Wednesday, June 13, 2012

Boomers and Racial Diversity

There is a growing amount of "talk" around the changing racial composition in America today and how the various generations are responding to this new reality. The main point of most of the articles and postings is that the race issue isn't a black vs. white issue anymore, it's an old vs. young.

That is, older America is mostly white and younger America, whites are the minority.

The secondary point is that older white Americans are not comfortable with this change and a generational race war is brewing.

That's a bunch of crazy that we're not buying. Here's why:

Boomers are the generation raised by parents who came of age when Jim Crow laws were still on the books in many places. However, Boomers themselves came of age during the Civil Rights movement and the impact of Martin Luther King, Jr. The result, despite the mindset of their own parents, Boomers as parents raised a mostly color-blind generation: Millennials. (Read an earlier piece on this very topic: How Boomers Transformed Race Relations in America.)

Boomers are the "pivot" generation, eschewing the belief system of their parents to instill a new belief system in their own children that the hue of one's skin doesn't matter.

A recent op/ed by demographer William Frye points out that in a Pew study last November, only 23% of Boomers agreed that the "growing population of immigrants" was a "change for the better." What the esteemed (and we mean it) Mr. Frye fails to report is that only 30% of Gen Xers and 35% of Millennials also agreed with that statement. Certainly Boomers are less happy about immigration than younger generations, but not by much. Plus, the study doesn't ask "why" someone might think immigration isn't a change for the better.

There might be other factors to consider beyond skin tone and country of origin.

The same Pew study shows that 60% of Millennials think it is perfectly fine to marry someone of a different race, indicating that they are indeed mostly color-blind. Only one out of three Boomers said the same thing. Maybe on the race issue, Boomers succeeded in "don't do as I do, do as I say."

Given that, maybe it is premature to predict a generational battle over racial issues. Yes, America is changing colors. But does color really matter in today's melting pot?

Bottom Line for Marketers: Look beyond the raw data and understand the underlying sentiments better.

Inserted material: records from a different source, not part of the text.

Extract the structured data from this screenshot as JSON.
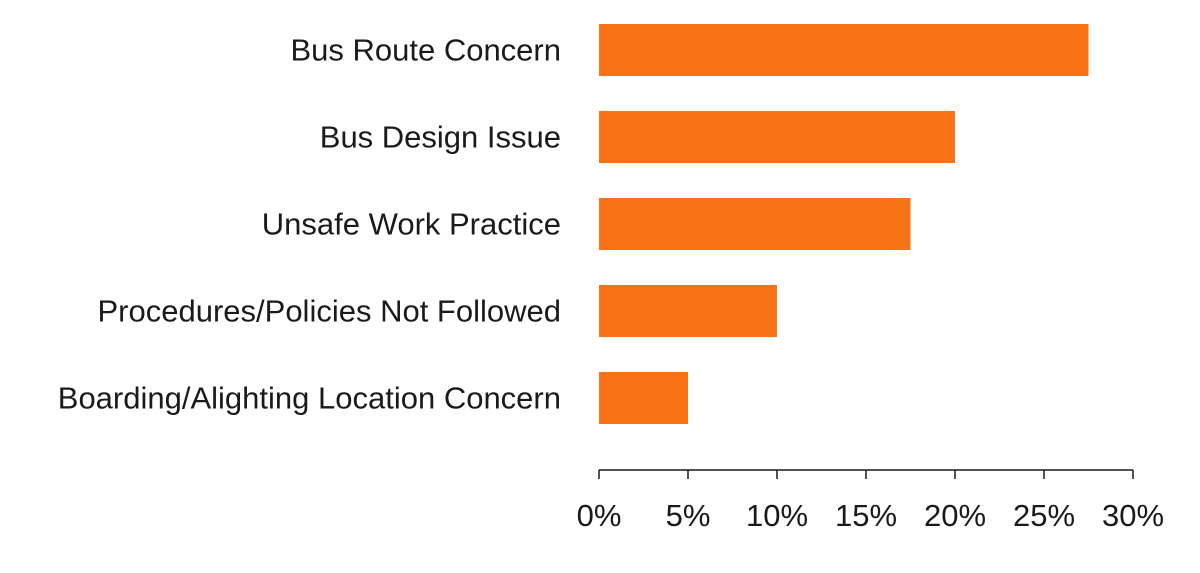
{
  "chart_data": {
    "type": "bar",
    "orientation": "horizontal",
    "categories": [
      "Bus Route Concern",
      "Bus Design Issue",
      "Unsafe Work Practice",
      "Procedures/Policies Not Followed",
      "Boarding/Alighting Location Concern"
    ],
    "values": [
      27.5,
      20.0,
      17.5,
      10.0,
      5.0
    ],
    "unit": "%",
    "xlim": [
      0,
      30
    ],
    "xticks": [
      0,
      5,
      10,
      15,
      20,
      25,
      30
    ],
    "xtick_labels": [
      "0%",
      "5%",
      "10%",
      "15%",
      "20%",
      "25%",
      "30%"
    ],
    "title": "",
    "xlabel": "",
    "ylabel": "",
    "grid": false,
    "legend": "none",
    "bar_color": "#f97316"
  }
}
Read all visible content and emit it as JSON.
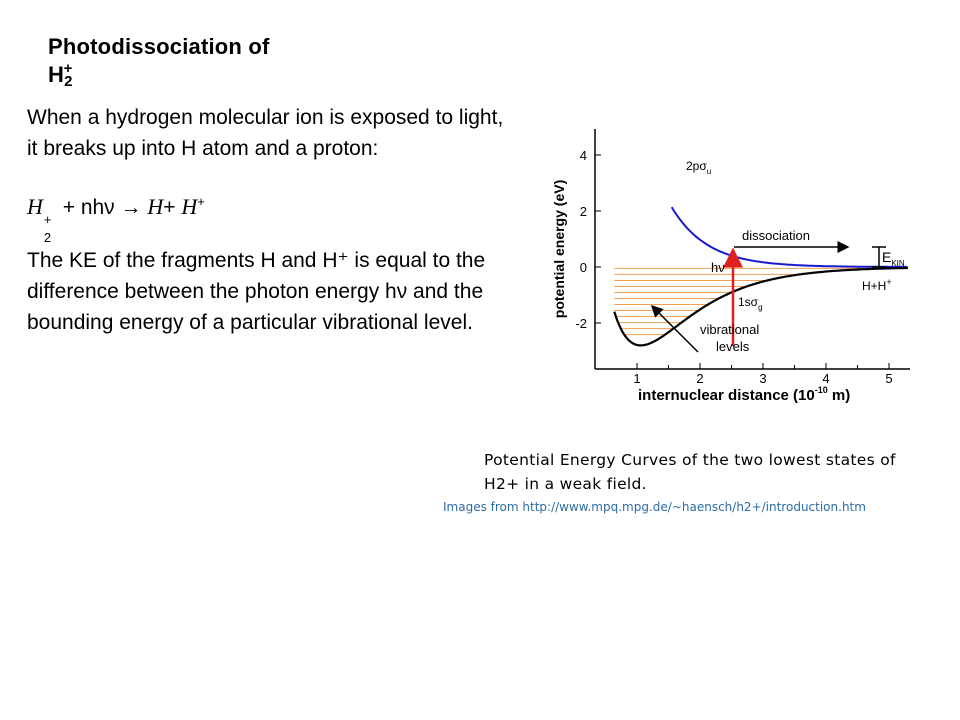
{
  "slide": {
    "title_main": "Photodissociation of H",
    "title_sub": "2",
    "title_sup": "+",
    "paragraph1": "When a hydrogen molecular ion is exposed to light, it breaks up into H atom and a proton:",
    "equation": {
      "lhs_symbol": "H",
      "lhs_sub": "2",
      "lhs_sup": "+",
      "plus_term": " + nhν → ",
      "product1": "H",
      "plus": "+ ",
      "product2": "H",
      "product2_sup": "+"
    },
    "paragraph2": "The KE of the fragments H and H⁺ is equal to the difference between the photon energy hν and the bounding energy of a particular vibrational level.",
    "caption": "Potential Energy Curves of the two lowest states of H2+ in a weak field.",
    "source": "Images from http://www.mpq.mpg.de/~haensch/h2+/introduction.htm"
  },
  "diagram": {
    "y_axis_label": "potential energy (eV)",
    "x_axis_label_pre": "internuclear distance (10",
    "x_axis_label_exp": "-10",
    "x_axis_label_post": " m)",
    "y_ticks": [
      "4",
      "2",
      "0",
      "-2"
    ],
    "x_ticks": [
      "1",
      "2",
      "3",
      "4",
      "5"
    ],
    "upper_state_label": "2pσ",
    "upper_state_sub": "u",
    "lower_state_label": "1sσ",
    "lower_state_sub": "g",
    "dissociation_label": "dissociation",
    "photon_label": "hν",
    "vibrational_label_1": "vibrational",
    "vibrational_label_2": "levels",
    "ekin_label": "E",
    "ekin_sub": "KIN",
    "asymptote_label": "H+H",
    "asymptote_sup": "+",
    "colors": {
      "upper_curve": "#1a1acc",
      "lower_curve": "#000000",
      "levels": "#f0a050",
      "photon_arrow": "#e02020"
    }
  }
}
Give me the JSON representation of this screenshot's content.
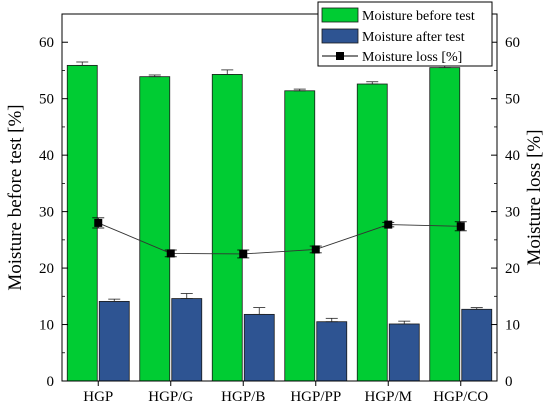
{
  "chart_data": {
    "type": "bar",
    "categories": [
      "HGP",
      "HGP/G",
      "HGP/B",
      "HGP/PP",
      "HGP/M",
      "HGP/CO"
    ],
    "series": [
      {
        "name": "Moisture before test",
        "kind": "bar",
        "axis": "left",
        "color": "#00cc33",
        "values": [
          55.9,
          53.9,
          54.3,
          51.4,
          52.6,
          55.5
        ],
        "errors": [
          0.6,
          0.3,
          0.8,
          0.3,
          0.4,
          0.8
        ]
      },
      {
        "name": "Moisture after test",
        "kind": "bar",
        "axis": "left",
        "color": "#2e5492",
        "values": [
          14.1,
          14.6,
          11.8,
          10.5,
          10.1,
          12.7
        ],
        "errors": [
          0.4,
          0.9,
          1.2,
          0.6,
          0.5,
          0.3
        ]
      },
      {
        "name": "Moisture loss [%]",
        "kind": "line",
        "axis": "right",
        "color": "#000000",
        "values": [
          28.0,
          22.6,
          22.5,
          23.3,
          27.7,
          27.4
        ],
        "errors": [
          0.9,
          0.6,
          0.7,
          0.6,
          0.4,
          0.8
        ]
      }
    ],
    "ylabel": "Moisture before test [%]",
    "y2label": "Moisture loss [%]",
    "ylim": [
      0,
      65
    ],
    "y2lim": [
      0,
      65
    ],
    "yticks": [
      "0",
      "10",
      "20",
      "30",
      "40",
      "50",
      "60"
    ],
    "grid": false,
    "legend_position": "top-right"
  }
}
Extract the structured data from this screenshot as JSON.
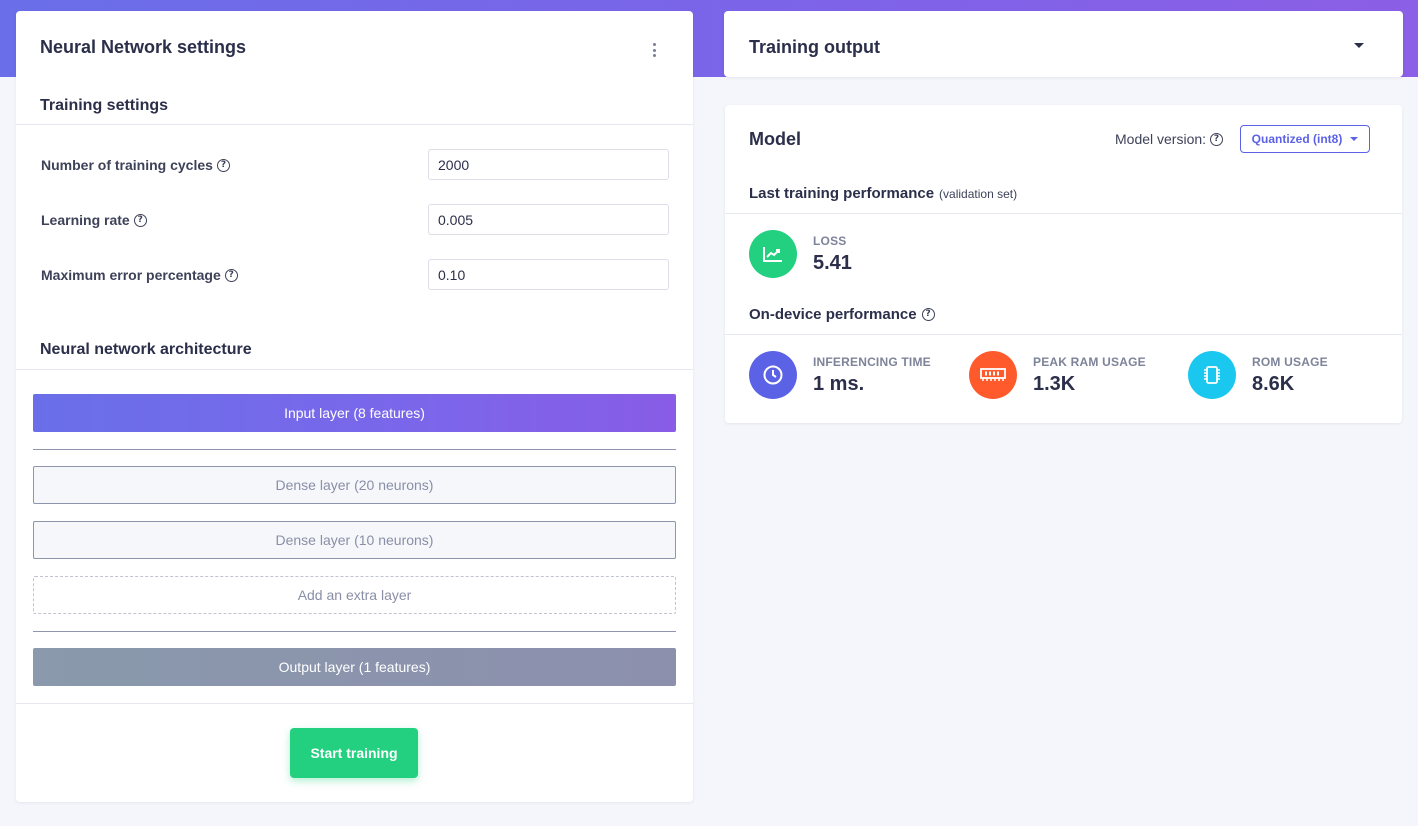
{
  "nn_settings": {
    "title": "Neural Network settings",
    "training_settings_title": "Training settings",
    "fields": [
      {
        "label": "Number of training cycles",
        "value": "2000"
      },
      {
        "label": "Learning rate",
        "value": "0.005"
      },
      {
        "label": "Maximum error percentage",
        "value": "0.10"
      }
    ],
    "architecture_title": "Neural network architecture",
    "layers": {
      "input": "Input layer (8 features)",
      "dense1": "Dense layer (20 neurons)",
      "dense2": "Dense layer (10 neurons)",
      "add": "Add an extra layer",
      "output": "Output layer (1 features)"
    },
    "start_button": "Start training"
  },
  "training_output": {
    "title": "Training output"
  },
  "model": {
    "title": "Model",
    "version_label": "Model version:",
    "version_value": "Quantized (int8)",
    "last_perf_title": "Last training performance",
    "last_perf_sub": "(validation set)",
    "loss_label": "LOSS",
    "loss_value": "5.41",
    "device_perf_title": "On-device performance",
    "metrics": [
      {
        "label": "INFERENCING TIME",
        "value": "1 ms.",
        "icon": "clock-icon",
        "color": "#5b62e6"
      },
      {
        "label": "PEAK RAM USAGE",
        "value": "1.3K",
        "icon": "ram-icon",
        "color": "#ff5a2c"
      },
      {
        "label": "ROM USAGE",
        "value": "8.6K",
        "icon": "chip-icon",
        "color": "#19c7ef"
      }
    ],
    "loss_color": "#22d07f"
  },
  "colors": {
    "accent": "#5b62e6",
    "success": "#22d07f"
  }
}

Mis-marketing to Boomers: Toyota

About a year ago the fine folks at Toyota launched a new TV and Web campaign targeting Boomers for their Venza crossover vehicle (between a car and an SUV).

Venza
We took them to task on the ad campaign, not to be mean, but to be instructive for other marketers. We presented two basic points: The campaign intentionally presented the Venza not only as a vehicle for Boomers, but also expressly NOT a car for anyone under 35. We said it was dumb to eliminate half of the potential buyers with ads that communicate this is not a car for you.

Our belief is that you can do marketing to Boomers that doesn't turn away younger consumers. The opposite is not usually possible. Ads targeting the young often turn off older consumers.

Our second point was that the ad campaign itself, while funny, was also actually disparaging to the very Boomers they were targeting.

Our full rant is in this op/ed that ran last summer.

So what happened to sales? Were our predictions correct?

(Would we be posting this if we were wrong?)

According to publicly-available data, Venza sales did not rebound in 2011. The latest data we can find shows this following:

  • For the 11 months immediately preceding the campaign launch, Toyota sold 36,051 Venzas.
  • For the 11 months since the launch, Toyota has sold 31,535 Venzas, a sales decline of 12.5%

Of course, overall Toyota sales year-to-date are up 25%.

Bottom Line for Marketers: Targeting Boomers and consumers over 50 can work for you, but you have to get it right. There may be other issues with the Venza that are affecting sales volume, but this campaign isn't helping.